Create test1 table in Master node then log back into Standby node to perform data insertion. It still would not allowed it.

TestDB=# insert into test1 (select generate_series(1,1000));
ERROR: cannot execute INSERT in a read-only transaction


Summary of the 3 step process for switchover.
repmgr -h <IP_From_The_Primary_Node> -U repmgr -d repmgr -f repmgr.conf standby clone -F
sudo systemctl start postgresql
repmgr -f repmgr.conf standby register


Enjoy.


Monday, April 10, 2023

Postgresql: Creating Hot Standby

 

Create hot standby

As a fictitious example, I will assign them 2 IPs, 192.168.1.11 as centos-1 and 192.168.1.12 as centos-1. This can be achieved by staging the first VM as centos-1 and then cloning it to centos-2 and assigning new ip to it as 192.168.1.12. Two VMs with Postgresql database should have been staged at this point. Both of the should be accessible as normal database would.

Creating a hot standby is relatively straightforward.
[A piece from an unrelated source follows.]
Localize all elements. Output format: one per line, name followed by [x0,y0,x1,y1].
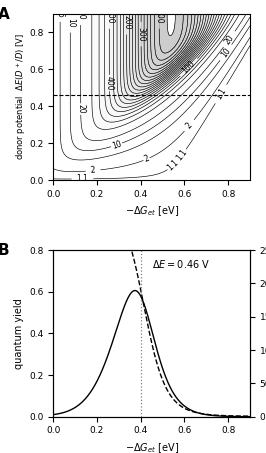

Basically, creating a new database replicator user, and perform pg_basebackup that contains the standby.signal file and copy the centos-1 postgres data over to overwrite centos-2 data directory. 

Create replicator user
postgres=# create user replicator with replication password 'password';
CREATE ROLE

Make changes to the following on postgresql.conf
archive_mode = on
archive_command = 'test | -f /var/lib/pgsql/archivelog/%f && cp %p /var/lib/pgsql/archivelog/%f'
listen_addresses = '*'


Add a new one for coming from the host and everything coming from the same subnet
host replication replicator 192.168.1.0/24 md5


Perform pg_basebackup
[postgres@center-1 pgsql]$ pg_basebackup -h 192.168.1.11 -U replicator -p 5432 -D basebackup -Fp -Xs -P -R
Password:
33610/33610 kB (100%), 1/1 tablespace

[postgres@center-1 pgsql]$ ls
13 archivelog basebackup

perform entire data copy over to Slave node. This will overwrite the entire data directory in the Slave node with a standby.signal file indicating the node is a standby node.

rsync -a basebackup/ postgres@192.168.1.12:/var/lib/pgsql/13/data/

Hot Standby is completed. The standby node will not be able to write by select only.